Covid-19: New Zealand scientists develop system to disinfect PPE

20:00 pm on 24 January 2022

A group of Kiwi scientists have developed a potential solution to the more than 25,000 tonnes of Covid-19-related plastic waste that has polluted the oceans in the past two years of the pandemic.

Photo: 123RF

The motivation behind the project came in March of 2020, after the World Health Organisation (WHO) reported a global shortage of personal protective equipment (PPE) which was endangering the lives of frontline healthcare workers treating Covid-19 patients.

A team led by Dr Yvonne Anderson, a senior lecturer at Auckland University's department of paediatrics, began researching a method for disinfecting PPE for potential reuse.

The team tested UV light and dry heat to disinfect clinical PPE.

"What we found was that whilst UV is effective at inactivating the virus on flat surfaces, it wasn't successful on the irregularities of PPE. So if you think of the masks, you've got straps and the nose bridge and all of those, that's where the UV might not get to.

"But what we did find is that with dry heat, complete virus inactivation was achieved at 65 degrees for 30 minutes or 70 degrees for 15 minutes."

The most recent stage of the research project was to build and test a prototype mobile disinfection unit in a shipping container at the Port of Taranaki.

Anderson explained that not all PPE could be disinfected.

"We have a collection process and a sorting process, so any PPE that's visibly contaminated we wouldn't put through the unit, and that's incredibly important in terms of healthcare worker safety.

"After we've sorted it in a pressure room, we then place it into the oven, which is built into the shipping container and disinfect it under our set temperatures and times and then move it through to the sorting process. And again, any PPE that's damaged along the way would get diverted to waste."

The team found dry heat would provide complete virus inactivation. Photo: Supplied

Port Taranaki commercial head Ross Dingle said he had been happy to be able to help the team with its innovative project.

"As a border-facing organisation at the frontline of Covid-19, Port Taranaki has had a lot of its own staff and operators within the port utilising PPE, and actually considerable quantities of PPE. So it's really great to have a project like this which allows that PPE to be recycled, obviously that has really positive impacts on the environment and ensures that PPE is available for those who need it. We're absolutely thrilled that this project been a success."

Anderson said it was paramount it found ways to mitigate the ever-growing amount of medical waste that went to landfills, or was polluting lands, rivers, and seas.

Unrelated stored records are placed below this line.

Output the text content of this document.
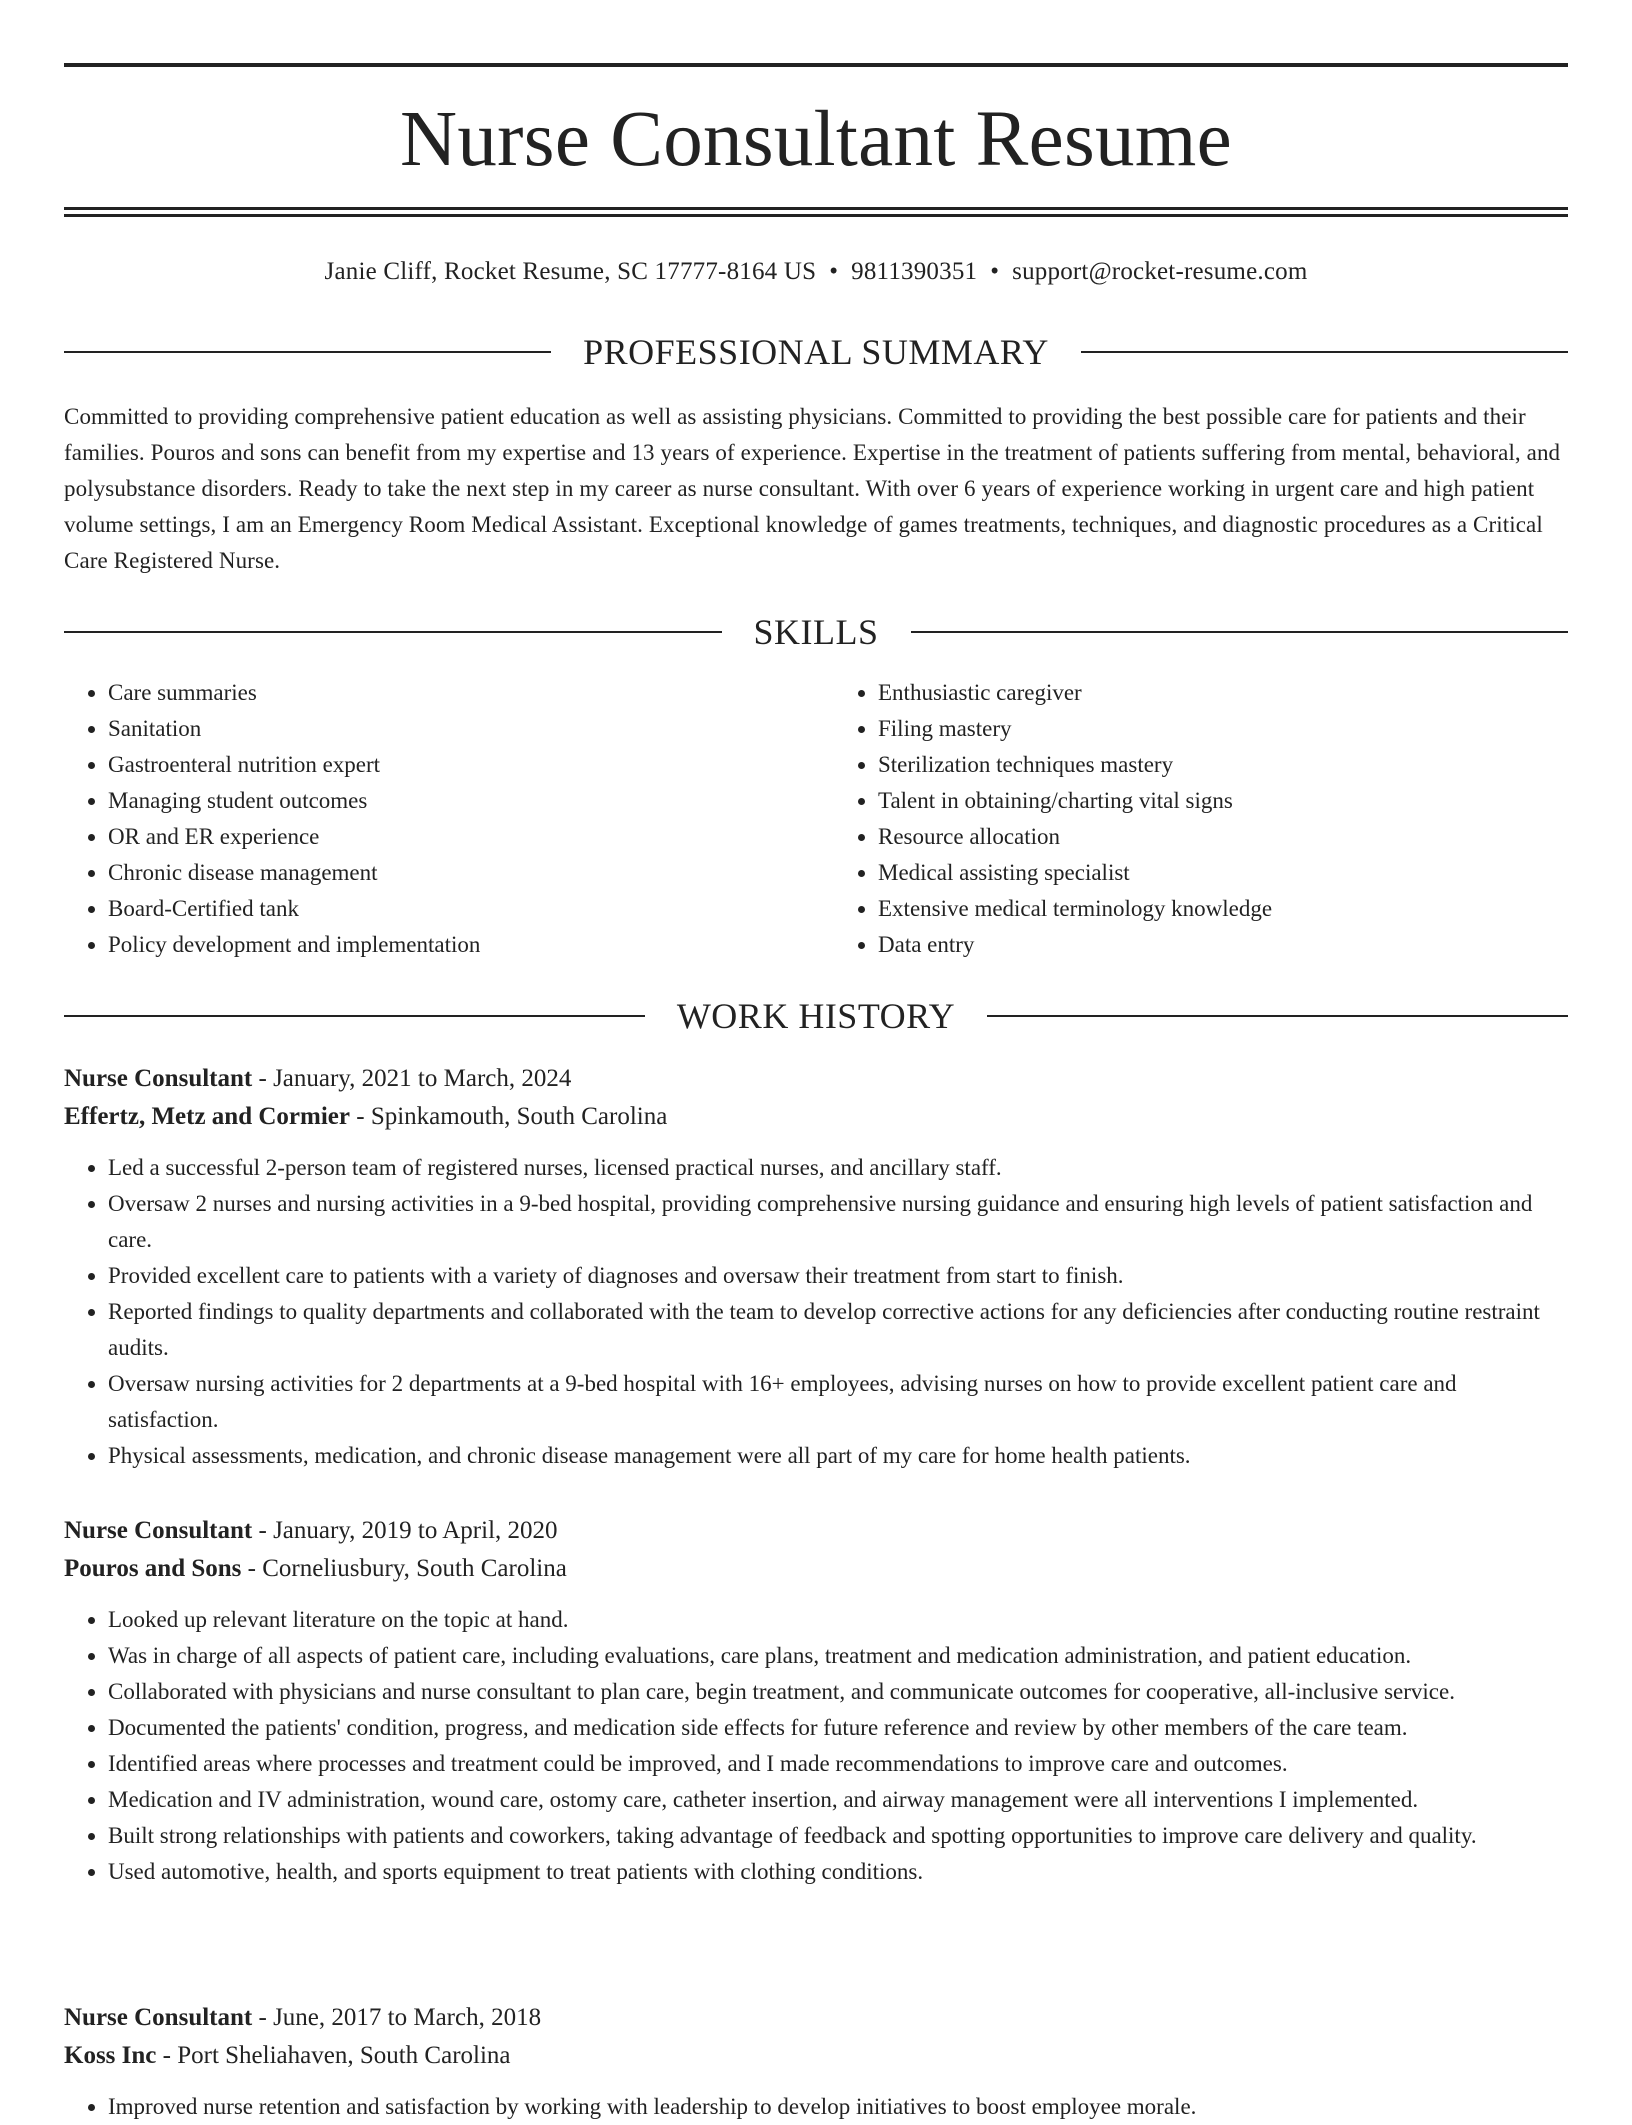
Nurse Consultant Resume
Janie Cliff, Rocket Resume, SC 17777-8164 US • 9811390351 • support@rocket-resume.com
PROFESSIONAL SUMMARY

Committed to providing comprehensive patient education as well as assisting physicians. Committed to providing the best possible care for patients and their families. Pouros and sons can benefit from my expertise and 13 years of experience. Expertise in the treatment of patients suffering from mental, behavioral, and polysubstance disorders. Ready to take the next step in my career as nurse consultant. With over 6 years of experience working in urgent care and high patient volume settings, I am an Emergency Room Medical Assistant. Exceptional knowledge of games treatments, techniques, and diagnostic procedures as a Critical Care Registered Nurse.

SKILLS
• Care summaries
• Sanitation
• Gastroenteral nutrition expert
• Managing student outcomes
• OR and ER experience
• Chronic disease management
• Board-Certified tank
• Policy development and implementation
• Enthusiastic caregiver
• Filing mastery
• Sterilization techniques mastery
• Talent in obtaining/charting vital signs
• Resource allocation
• Medical assisting specialist
• Extensive medical terminology knowledge
• Data entry
WORK HISTORY

Nurse Consultant - January, 2021 to March, 2024

Effertz, Metz and Cormier - Spinkamouth, South Carolina

• Led a successful 2-person team of registered nurses, licensed practical nurses, and ancillary staff.
• Oversaw 2 nurses and nursing activities in a 9-bed hospital, providing comprehensive nursing guidance and ensuring high levels of patient satisfaction and care.
• Provided excellent care to patients with a variety of diagnoses and oversaw their treatment from start to finish.
• Reported findings to quality departments and collaborated with the team to develop corrective actions for any deficiencies after conducting routine restraint audits.
• Oversaw nursing activities for 2 departments at a 9-bed hospital with 16+ employees, advising nurses on how to provide excellent patient care and satisfaction.
• Physical assessments, medication, and chronic disease management were all part of my care for home health patients.

Nurse Consultant - January, 2019 to April, 2020

Pouros and Sons - Corneliusbury, South Carolina

• Looked up relevant literature on the topic at hand.
• Was in charge of all aspects of patient care, including evaluations, care plans, treatment and medication administration, and patient education.
• Collaborated with physicians and nurse consultant to plan care, begin treatment, and communicate outcomes for cooperative, all-inclusive service.
• Documented the patients' condition, progress, and medication side effects for future reference and review by other members of the care team.
• Identified areas where processes and treatment could be improved, and I made recommendations to improve care and outcomes.
• Medication and IV administration, wound care, ostomy care, catheter insertion, and airway management were all interventions I implemented.
• Built strong relationships with patients and coworkers, taking advantage of feedback and spotting opportunities to improve care delivery and quality.
• Used automotive, health, and sports equipment to treat patients with clothing conditions.

Nurse Consultant - June, 2017 to March, 2018

Koss Inc - Port Sheliahaven, South Carolina

• Improved nurse retention and satisfaction by working with leadership to develop initiatives to boost employee morale.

And as the project had evolved, it found three potential outputs for the unit.

"One was to disinfect PPE for potential reuse and the event of shortages during the pandemic. Two, we could look at disinfecting PPE for safe recycling of the product, and three, we're looking at hydrothermal processes using waste valorization, basically busting PPE waste into water and reducing the amount of waste going to landfill, but also polluting our oceans and seas."

The next step was to transfer the unit to the University of Auckland faculty of engineering,

Yvonne said they managed to achieve a lot in the past 18 months, but there were still questions that needed to be answered.

Dr Yvonne Anderson, a senior lecturer at Auckland University's department of paediatrics, began researching a method for disinfecting PPE for potential reuse. Photo: Supplied

"Healthcare and other frontline worker acceptability is a key consideration for us with any disinfection solution of PPE and we are committed to prioritising their voice in the wider project.

"Hopefully we'll be able to engage some partners to look at all of the logistics of potential scale and implementation for this unit wherever it's needed."

The project received $1.3 million in funding from the Ministry of Business, Innovation and Employment through the Covid-19 Innovation Acceleration Fund, and a $46,000 grant from the Medical Assurance Society Foundation.